Continuing to track the inevitable evolution of nephrology practice will remain essential as clinicians are called to keep both quality and costs in mind.
“If you look at how this country is dealing with health care with an aging population, with a clear knowledge that we can't continue to have health care costs rise as rapidly as they have been over the last many years, you can't help but recognize that we need to think about value, which means not only thinking about quality but also thinking about cost as we move forward,” Dr. Watnick said.
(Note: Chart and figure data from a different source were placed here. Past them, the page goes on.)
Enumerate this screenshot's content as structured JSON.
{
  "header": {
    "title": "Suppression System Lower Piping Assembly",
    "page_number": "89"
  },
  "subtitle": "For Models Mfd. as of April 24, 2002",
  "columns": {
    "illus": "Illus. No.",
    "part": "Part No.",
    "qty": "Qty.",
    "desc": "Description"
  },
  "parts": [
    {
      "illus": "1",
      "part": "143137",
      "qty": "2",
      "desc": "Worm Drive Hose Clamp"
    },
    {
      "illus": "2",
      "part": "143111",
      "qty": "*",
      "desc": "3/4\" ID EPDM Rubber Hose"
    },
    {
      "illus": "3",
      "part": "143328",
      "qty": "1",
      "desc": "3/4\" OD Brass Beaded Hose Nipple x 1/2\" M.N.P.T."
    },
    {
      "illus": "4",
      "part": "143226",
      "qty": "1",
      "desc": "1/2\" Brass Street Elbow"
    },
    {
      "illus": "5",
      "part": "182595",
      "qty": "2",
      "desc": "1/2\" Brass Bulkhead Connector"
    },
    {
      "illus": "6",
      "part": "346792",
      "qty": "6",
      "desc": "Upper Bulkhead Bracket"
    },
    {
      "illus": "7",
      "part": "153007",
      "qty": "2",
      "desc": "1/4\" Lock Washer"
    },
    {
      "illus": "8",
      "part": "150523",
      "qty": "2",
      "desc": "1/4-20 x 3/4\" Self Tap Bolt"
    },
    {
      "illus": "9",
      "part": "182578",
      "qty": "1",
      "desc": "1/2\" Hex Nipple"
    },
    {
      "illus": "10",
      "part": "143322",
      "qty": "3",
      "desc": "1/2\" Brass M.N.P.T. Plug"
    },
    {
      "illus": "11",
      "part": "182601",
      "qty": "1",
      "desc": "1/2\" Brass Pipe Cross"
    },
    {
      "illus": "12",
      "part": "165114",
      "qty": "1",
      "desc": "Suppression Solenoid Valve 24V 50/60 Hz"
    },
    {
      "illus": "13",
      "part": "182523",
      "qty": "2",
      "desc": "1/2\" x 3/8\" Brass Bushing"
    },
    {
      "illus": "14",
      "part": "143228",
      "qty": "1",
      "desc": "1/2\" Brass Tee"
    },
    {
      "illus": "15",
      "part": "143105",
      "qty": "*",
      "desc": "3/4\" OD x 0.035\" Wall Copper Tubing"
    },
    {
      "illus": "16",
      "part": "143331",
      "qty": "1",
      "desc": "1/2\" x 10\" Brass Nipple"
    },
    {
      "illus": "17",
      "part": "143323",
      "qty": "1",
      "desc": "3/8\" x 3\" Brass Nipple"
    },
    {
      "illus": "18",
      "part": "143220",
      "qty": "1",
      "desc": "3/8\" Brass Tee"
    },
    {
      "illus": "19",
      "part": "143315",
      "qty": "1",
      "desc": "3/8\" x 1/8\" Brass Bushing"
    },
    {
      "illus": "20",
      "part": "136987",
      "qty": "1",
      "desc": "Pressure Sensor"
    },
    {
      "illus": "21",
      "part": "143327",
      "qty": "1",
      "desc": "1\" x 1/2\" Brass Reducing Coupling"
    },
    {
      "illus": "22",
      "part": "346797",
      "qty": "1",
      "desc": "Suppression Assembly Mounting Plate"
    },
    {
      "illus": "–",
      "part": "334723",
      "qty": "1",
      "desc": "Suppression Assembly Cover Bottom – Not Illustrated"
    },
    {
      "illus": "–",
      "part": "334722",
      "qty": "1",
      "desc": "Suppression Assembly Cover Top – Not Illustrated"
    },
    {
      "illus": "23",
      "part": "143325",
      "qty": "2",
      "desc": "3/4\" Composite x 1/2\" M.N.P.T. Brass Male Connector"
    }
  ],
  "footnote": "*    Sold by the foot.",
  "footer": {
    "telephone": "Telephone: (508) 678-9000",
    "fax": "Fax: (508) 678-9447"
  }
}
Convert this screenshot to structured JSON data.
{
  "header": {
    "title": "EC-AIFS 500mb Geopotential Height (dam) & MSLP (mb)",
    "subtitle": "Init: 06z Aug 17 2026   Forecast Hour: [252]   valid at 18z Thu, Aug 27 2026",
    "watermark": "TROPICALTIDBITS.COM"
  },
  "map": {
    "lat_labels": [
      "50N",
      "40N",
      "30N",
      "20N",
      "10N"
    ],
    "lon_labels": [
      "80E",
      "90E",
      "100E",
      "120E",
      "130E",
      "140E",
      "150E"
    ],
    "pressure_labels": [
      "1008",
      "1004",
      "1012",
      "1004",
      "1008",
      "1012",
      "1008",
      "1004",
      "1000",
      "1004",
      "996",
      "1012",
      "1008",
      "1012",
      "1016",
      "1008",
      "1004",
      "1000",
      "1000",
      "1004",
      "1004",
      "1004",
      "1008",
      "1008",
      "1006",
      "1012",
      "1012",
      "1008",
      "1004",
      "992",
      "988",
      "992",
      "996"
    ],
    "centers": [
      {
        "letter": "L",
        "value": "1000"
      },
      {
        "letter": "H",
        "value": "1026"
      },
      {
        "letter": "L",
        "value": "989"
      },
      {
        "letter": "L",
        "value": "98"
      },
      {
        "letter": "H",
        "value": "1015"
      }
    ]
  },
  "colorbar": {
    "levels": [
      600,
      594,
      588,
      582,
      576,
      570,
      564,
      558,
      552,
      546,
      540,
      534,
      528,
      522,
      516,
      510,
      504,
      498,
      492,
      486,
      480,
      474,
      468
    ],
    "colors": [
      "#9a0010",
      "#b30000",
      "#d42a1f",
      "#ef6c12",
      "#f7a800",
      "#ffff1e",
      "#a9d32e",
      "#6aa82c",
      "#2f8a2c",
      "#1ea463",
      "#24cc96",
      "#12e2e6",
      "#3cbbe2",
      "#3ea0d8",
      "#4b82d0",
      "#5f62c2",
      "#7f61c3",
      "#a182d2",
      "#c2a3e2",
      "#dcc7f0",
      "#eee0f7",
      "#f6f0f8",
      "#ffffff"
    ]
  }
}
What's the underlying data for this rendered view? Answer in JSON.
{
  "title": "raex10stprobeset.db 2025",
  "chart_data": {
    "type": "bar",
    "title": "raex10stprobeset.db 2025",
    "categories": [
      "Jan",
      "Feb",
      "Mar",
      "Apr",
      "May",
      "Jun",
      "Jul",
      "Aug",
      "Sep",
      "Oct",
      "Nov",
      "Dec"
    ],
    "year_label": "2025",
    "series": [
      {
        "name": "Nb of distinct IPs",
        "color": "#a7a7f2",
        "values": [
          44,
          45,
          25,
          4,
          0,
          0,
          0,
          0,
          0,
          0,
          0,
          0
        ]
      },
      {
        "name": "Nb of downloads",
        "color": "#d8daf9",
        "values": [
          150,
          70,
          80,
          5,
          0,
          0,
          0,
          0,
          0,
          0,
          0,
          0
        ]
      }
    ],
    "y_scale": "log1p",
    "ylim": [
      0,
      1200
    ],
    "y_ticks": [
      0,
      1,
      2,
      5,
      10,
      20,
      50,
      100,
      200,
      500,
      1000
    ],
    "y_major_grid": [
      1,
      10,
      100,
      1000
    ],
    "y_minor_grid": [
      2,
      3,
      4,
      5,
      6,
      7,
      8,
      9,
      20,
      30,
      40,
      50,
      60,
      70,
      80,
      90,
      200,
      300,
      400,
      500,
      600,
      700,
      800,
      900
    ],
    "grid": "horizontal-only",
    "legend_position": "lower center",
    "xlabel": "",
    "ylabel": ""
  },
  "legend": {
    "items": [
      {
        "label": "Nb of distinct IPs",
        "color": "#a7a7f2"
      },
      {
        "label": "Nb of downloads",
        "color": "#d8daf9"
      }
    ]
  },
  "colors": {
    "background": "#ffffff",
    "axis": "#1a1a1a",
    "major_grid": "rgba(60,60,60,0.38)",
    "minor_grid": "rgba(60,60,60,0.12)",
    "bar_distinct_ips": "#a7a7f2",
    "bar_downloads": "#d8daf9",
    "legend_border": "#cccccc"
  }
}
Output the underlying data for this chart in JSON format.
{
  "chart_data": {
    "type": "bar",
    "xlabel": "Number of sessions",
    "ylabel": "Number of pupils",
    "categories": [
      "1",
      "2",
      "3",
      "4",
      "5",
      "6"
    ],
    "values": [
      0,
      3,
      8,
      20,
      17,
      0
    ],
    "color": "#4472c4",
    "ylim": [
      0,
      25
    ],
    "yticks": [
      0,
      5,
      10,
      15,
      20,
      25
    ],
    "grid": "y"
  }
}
“Initiating the Prospective Payment System is one way that the US government is trying to accomplish that. I think with the ACA [Affordable Care Act] and a lot of those changes that are going to be implemented in 2014 and then 2015, you're going to see a lot of the rest of the country following the suit of how we are dealing with costs in the ESRD care population.
“I think it's going to be successful in reducing costs, but, most importantly, we have to make sure that we're being successful in at least providing the type of quality that we have in the past—hopefully more so. I think the only way to do that is going to be by actually making sure you have very robust data-collection systems.”